Roles of Topoisomerases in Heterochromatin, Aging, and Diseases
Round 1
Reviewer 1 Report
The authors summarized the actual knowledge of heterochromatin changes in pathology and ageing, focusing on the role of topoisomerases in its formation and maintenance.
The text is clear, as well as figures, references are updated.
The paper provides a contribute in understanding the complex chromatin physiology and try to shed some light on the way employed by topoisomerases in solving topological chromatin problems to prevent cancer, ageing or neurodegenerative disorders.
Author Response
We thank reviewer 1 for his positive comments. We have gone through the manuscript and corrected spelling and grammar errors.
Reviewer 2 Report
The review by Lee and Wang entitled “Roles of topoisomerases in heterochromatin, aging 2 and diseases” is a well written and easy to read review with a focus on the role of topoisomerases in maintaining heterochromatin architecture. This subject is not often highlighted and as such is very timely and warranted.
This manuscript describes the function of heterochromatin in cells. The authors clearly summarize the literature of the role of the various topoisomerases in maintaining heterochromatin and the consequences of topoisomerase defects on heterochromatin and human disease. They clearly correlate the data obtained in model systems to human cells work and biology. They also give their perspective on the current open questions in the field.

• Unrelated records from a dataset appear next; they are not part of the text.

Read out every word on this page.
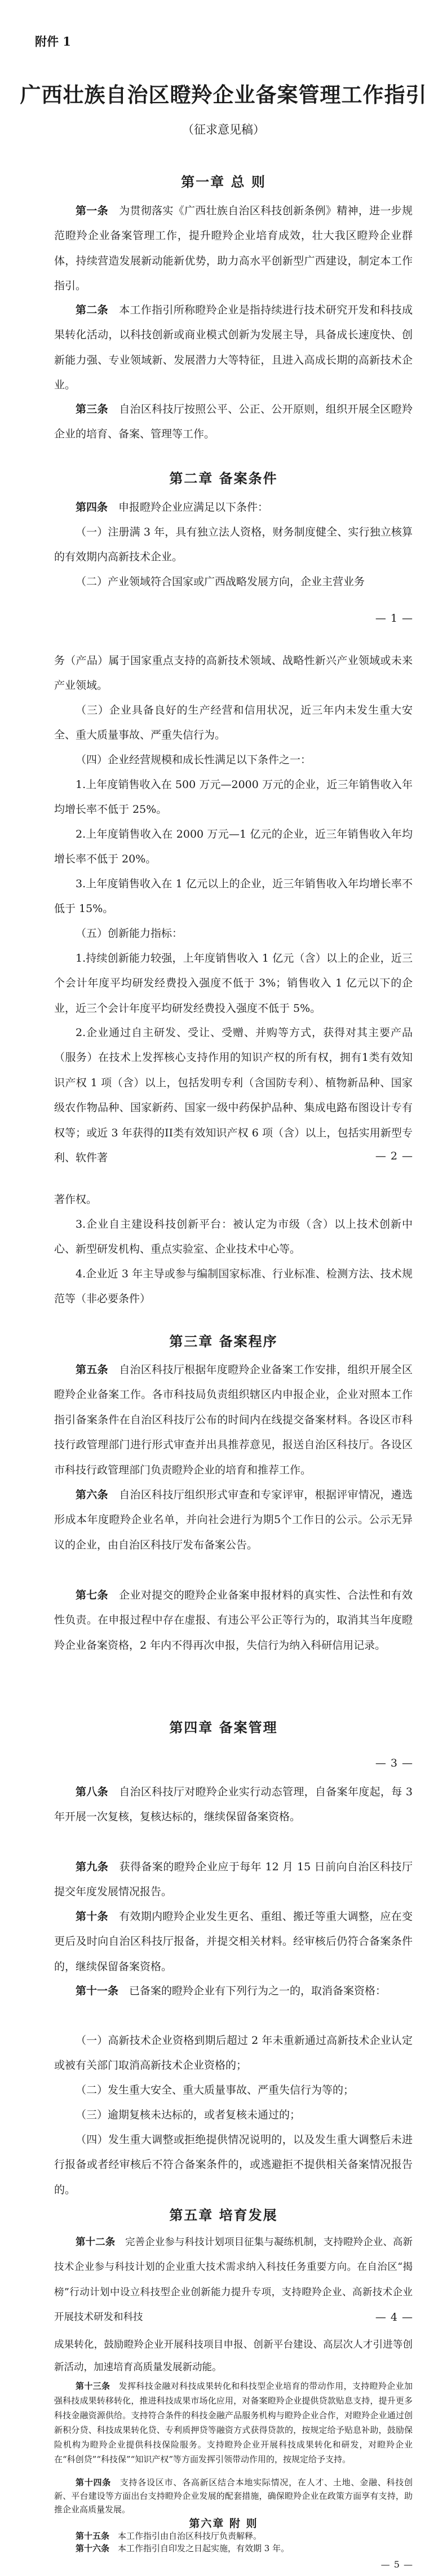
附件 1
广西壮族自治区瞪羚企业备案管理工作指引
（征求意见稿）
第一章 总 则

第一条　 为贯彻落实《广西壮族自治区科技创新条例》精神，进一步规范瞪羚企业备案管理工作，提升瞪羚企业培育成效，壮大我区瞪羚企业群体，持续营造发展新动能新优势，助力高水平创新型广西建设，制定本工作指引。

第二条　 本工作指引所称瞪羚企业是指持续进行技术研究开发和科技成果转化活动，以科技创新或商业模式创新为发展主导，具备成长速度快、创新能力强、专业领域新、发展潜力大等特征，且进入高成长期的高新技术企业。

第三条　 自治区科技厅按照公平、公正、公开原则，组织开展全区瞪羚企业的培育、备案、管理等工作。

第二章 备案条件

第四条　 申报瞪羚企业应满足以下条件：

（一）注册满 3 年，具有独立法人资格，财务制度健全、实行独立核算的有效期内高新技术企业。

（二）产业领域符合国家或广西战略发展方向，企业主营业务

— 1 —

务（产品）属于国家重点支持的高新技术领域、战略性新兴产业领域或未来产业领域。

（三）企业具备良好的生产经营和信用状况，近三年内未发生重大安全、重大质量事故、严重失信行为。

（四）企业经营规模和成长性满足以下条件之一：

1.上年度销售收入在 500 万元—2000 万元的企业，近三年销售收入年均增长率不低于 25%。

2.上年度销售收入在 2000 万元—1 亿元的企业，近三年销售收入年均增长率不低于 20%。

3.上年度销售收入在 1 亿元以上的企业，近三年销售收入年均增长率不低于 15%。

（五）创新能力指标：

1.持续创新能力较强，上年度销售收入 1 亿元（含）以上的企业，近三个会计年度平均研发经费投入强度不低于 3%；销售收入 1 亿元以下的企业，近三个会计年度平均研发经费投入强度不低于 5%。

2.企业通过自主研发、受让、受赠、并购等方式，获得对其主要产品（服务）在技术上发挥核心支持作用的知识产权的所有权，拥有1类有效知识产权 1 项（含）以上，包括发明专利（含国防专利）、植物新品种、国家级农作物品种、国家新药、国家一级中药保护品种、集成电路布图设计专有权等；或近 3 年获得的II类有效知识产权 6 项（含）以上，包括实用新型专利、软件著	— 2 —

著作权。

3.企业自主建设科技创新平台：被认定为市级（含）以上技术创新中心、新型研发机构、重点实验室、企业技术中心等。

4.企业近 3 年主导或参与编制国家标准、行业标准、检测方法、技术规范等（非必要条件）

第三章 备案程序

第五条　 自治区科技厅根据年度瞪羚企业备案工作安排，组织开展全区瞪羚企业备案工作。各市科技局负责组织辖区内申报企业，企业对照本工作指引备案条件在自治区科技厅公布的时间内在线提交备案材料。各设区市科技行政管理部门进行形式审查并出具推荐意见，报送自治区科技厅。各设区市科技行政管理部门负责瞪羚企业的培育和推荐工作。

第六条　 自治区科技厅组织形式审查和专家评审，根据评审情况，遴选形成本年度瞪羚企业名单，并向社会进行为期5个工作日的公示。公示无异议的企业，由自治区科技厅发布备案公告。

第七条　 企业对提交的瞪羚企业备案申报材料的真实性、合法性和有效性负责。在申报过程中存在虚报、有违公平公正等行为的，取消其当年度瞪羚企业备案资格，2 年内不得再次申报，失信行为纳入科研信用记录。

第四章 备案管理
— 3 —

第八条　 自治区科技厅对瞪羚企业实行动态管理，自备案年度起，每 3 年开展一次复核，复核达标的，继续保留备案资格。

第九条　 获得备案的瞪羚企业应于每年 12 月 15 日前向自治区科技厅提交年度发展情况报告。

第十条　 有效期内瞪羚企业发生更名、重组、搬迁等重大调整，应在变更后及时向自治区科技厅报备，并提交相关材料。经审核后仍符合备案条件的，继续保留备案资格。

第十一条　 已备案的瞪羚企业有下列行为之一的，取消备案资格：

（一）高新技术企业资格到期后超过 2 年未重新通过高新技术企业认定或被有关部门取消高新技术企业资格的；

（二）发生重大安全、重大质量事故、严重失信行为等的；

（三）逾期复核未达标的，或者复核未通过的；

（四）发生重大调整或拒绝提供情况说明的，以及发生重大调整后未进行报备或者经审核后不符合备案条件的，或逃避拒不提供相关备案情况报告的。

第五章 培育发展

第十二条　 完善企业参与科技计划项目征集与凝练机制，支持瞪羚企业、高新技术企业参与科技计划的企业重大技术需求纳入科技任务重要方向。在自治区“揭榜”行动计划中设立科技型企业创新能力提升专项，支持瞪羚企业、高新技术企业开展技术研发和科技	— 4 —

成果转化，鼓励瞪羚企业开展科技项目申报、创新平台建设、高层次人才引进等创新活动，加速培育高质量发展新动能。

第十三条　 发挥科技金融对科技成果转化和科技型企业培育的带动作用，支持瞪羚企业加强科技成果转移转化，推进科技成果市场化应用，对备案瞪羚企业提供贷款贴息支持，提升更多科技金融资源供给。支持符合条件的科技金融产品服务机构与瞪羚企业合作，对瞪羚企业通过创新积分贷、科技成果转化贷、专利质押贷等融资方式获得贷款的，按规定给予贴息补助，鼓励保险机构为瞪羚企业提供科技保险服务。支持瞪羚企业开展科技成果转化和研发，对瞪羚企业在“科创贷”“科技保”“知识产权”等方面发挥引领带动作用的，按规定给予支持。

第十四条　 支持各设区市、各高新区结合本地实际情况，在人才、土地、金融、科技创新、平台建设等方面出台支持瞪羚企业发展的配套措施，确保瞪羚企业在政策方面享有支持，助推企业高质量发展。

第六章 附 则

第十五条　 本工作指引由自治区科技厅负责解释。

第十六条　 本工作指引自印发之日起实施，有效期 3 年。

— 5 —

The only minor comment which needs to be addressed is the fact the they only highlight the difference between human and drosophila Top3b in the ledged of figure 3. This is in contrast to the other topoisomerases where they clearly explain the differences and similarities in the text. As such, the statement of “It remains to be determined if mammalian Top3b-TDRD3 can also interact with RISC” from figure 3 legend need to be further explained in the text. This is important for the context of what we know from model organism to human enzymes. Please, transfer the statement to the text and further discussed and highlighted differences and open questions.
Author Response
We thank Reviewer 2 for his/her positive comments on our manuscript. We have gone through our manuscript to correct grammatic and spelling errors.
Regarding his minor comment, we have added a new paragraph to explain the difference between human and Drosophila Top3b-TDRD3 complexes as follows:
"It should be mentioned that mammalian Top3b-TDRD3 complex differs from its Drosophila counterpart in that it lacks stable association with AGO2, as evidenced by the absence of AGO2 in Top3b or TDRD3 immunoprecipitation from human cancer cell lines (Xu et al. 2013). This result is consistent with the findings that mammalian TDRD3 lacks a recognizable AGO2-binding domain, which was detected in Drosophila TDRD3 (Lee et al. 2018). These data argue that the mechanism by which Top3b-TDRD3 complex works with RISC complex could be different in mammals versus flies. Notably, we and others have consistently observed that TDRD3 interacts with a RISC component, FMRP (Goulet et al. 2008; Linder et al. 2008; Stoll et al. 2013b; Xu et al. 2013). FMRP has been reported to interact with AGO2 (Li et al. 2014), and to regulate AGO2 binding to its target mRNAs in human cancer cell lines (Lee et al. 2010; Kenny et al. 2014; Skariah et al. 2017). Thus, one possibility is that mammalian Top3b-TDRD3 may interact indirectly with AGO2, and this interaction is mediated by FMRP. It remains to be determined if Top3b-TDRD3 functionally works with AGO2 in promoting heterochromatin formation and silencing of transposons in mammals."
We hope that this statement is clear enough for readers to understand the difference between human and Drosophila Top3b-TDRD3 on how they interact with RISC complex.